Именно эти слова он прочел во взгляде старушки. Водка не поможет, решил он вдруг, сколько ни влей. Но тут тетя Варя встряхнула головой, лицо прояснилось. Она заговорила. Игорь не перебивал.

Никто не знал, когда у отца возникла та садистская страсть, как осталось тайной и то, сколько зверюшек он замучил. Как любой недуг ума, одержимость Светлакова-старшего шла по нарастающей. Он начал с крыс, мышей и попугайчиков из зоомагазина. Когда пошла молва и двери магазинчика перед ним захлопнулись, отцу пришлось полагаться на собственные силы. Он рыскал по дворам в поисках живности. Обрюзгший, сутулый, с седой неухоженной гривой, спадающей на замызганную тельняшку, и седыми неухоженными усами, которые отрастил в своем бесприютном вдовстве. Мамочки, завидев кособокую фигуру, стискивали ручонки своих чад и торопились убраться подальше. А уж владельцы питомцев и вовсе не находили себе места. Если пропадали прикормленные дворовые кошки – а они, в конце концов, пропали все, – жильцы знали, кого винить. Тетя Варя сама видела в окно, как поздним вечером отец чесал к подъезду со свертком под мышкой.

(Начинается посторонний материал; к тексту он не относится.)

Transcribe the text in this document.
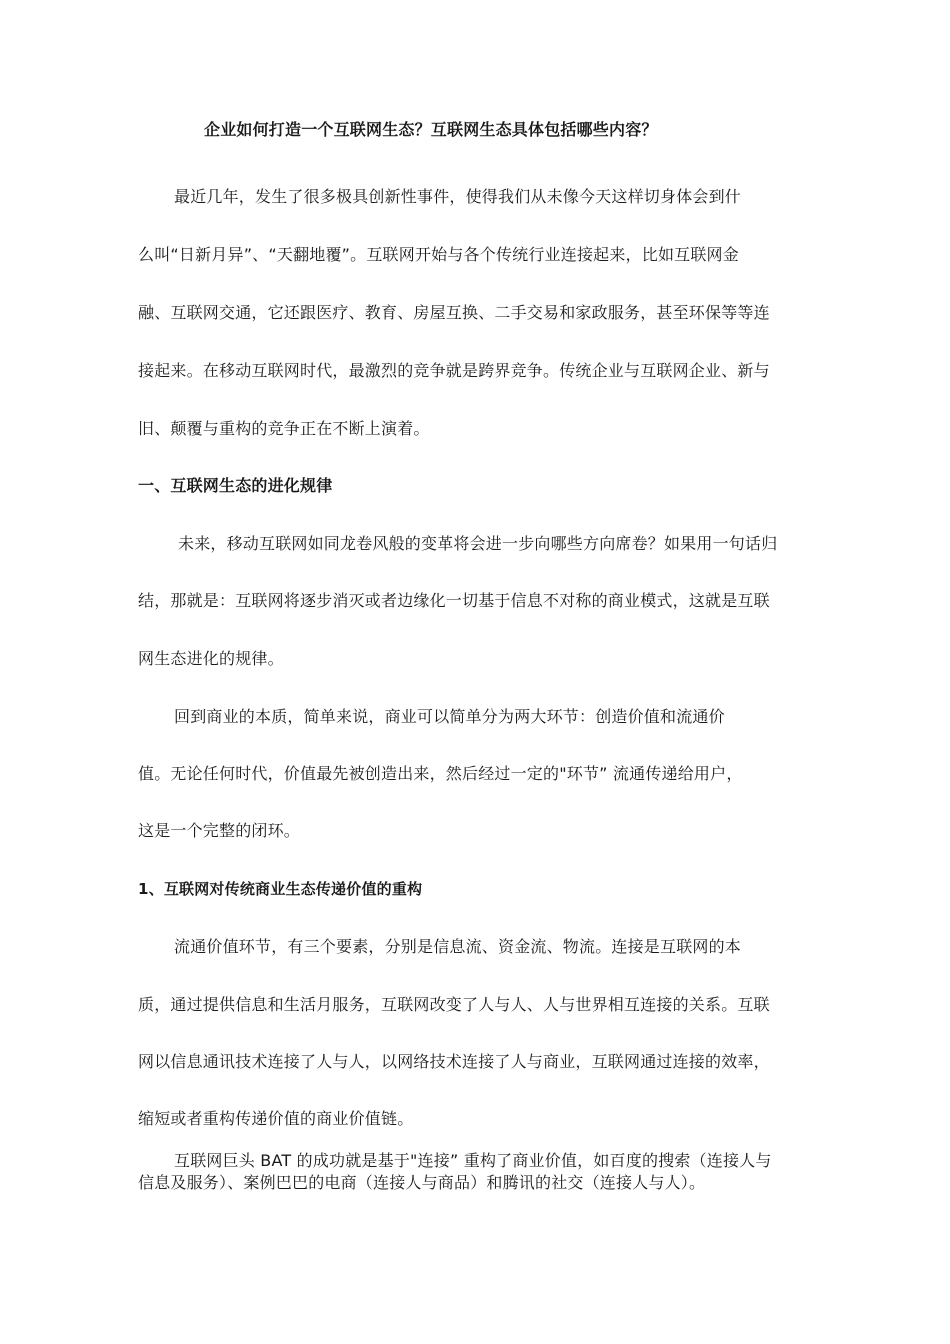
企业如何打造一个互联网生态？互联网生态具体包括哪些内容？
最近几年，发生了很多极具创新性事件，使得我们从未像今天这样切身体会到什
么叫“日新月异”、“天翻地覆”。互联网开始与各个传统行业连接起来，比如互联网金
融、互联网交通，它还跟医疗、教育、房屋互换、二手交易和家政服务，甚至环保等等连
接起来。在移动互联网时代，最激烈的竞争就是跨界竞争。传统企业与互联网企业、新与
旧、颠覆与重构的竞争正在不断上演着。
一、互联网生态的进化规律
未来，移动互联网如同龙卷风般的变革将会进一步向哪些方向席卷？如果用一句话归
结，那就是：互联网将逐步消灭或者边缘化一切基于信息不对称的商业模式，这就是互联
网生态进化的规律。
回到商业的本质，简单来说，商业可以简单分为两大环节：创造价值和流通价
值。无论任何时代，价值最先被创造出来，然后经过一定的"环节” 流通传递给用户，
这是一个完整的闭环。
1、互联网对传统商业生态传递价值的重构
流通价值环节，有三个要素，分别是信息流、资金流、物流。连接是互联网的本
质，通过提供信息和生活月服务，互联网改变了人与人、人与世界相互连接的关系。互联
网以信息通讯技术连接了人与人，以网络技术连接了人与商业，互联网通过连接的效率，
缩短或者重构传递价值的商业价值链。
互联网巨头 BAT 的成功就是基于"连接” 重构了商业价值，如百度的搜索（连接人与
信息及服务）、案例巴巴的电商（连接人与商品）和腾讯的社交（连接人与人）。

– Он дергался, сверток… – пробурчала старушка, походя осушив рюмку. Игорь услужливо подлил.

Сколько веревочке ни виться… Светлаков-старший погорел на попытке умыкнуть шпица из-под носа отвлекшейся хозяйки. На хозяйкин ор сбежалась половина двора, тогда как другая прильнула к окнам. Шпица отбили, а пойманного с поличным под улюлюканье погнали прочь пинками.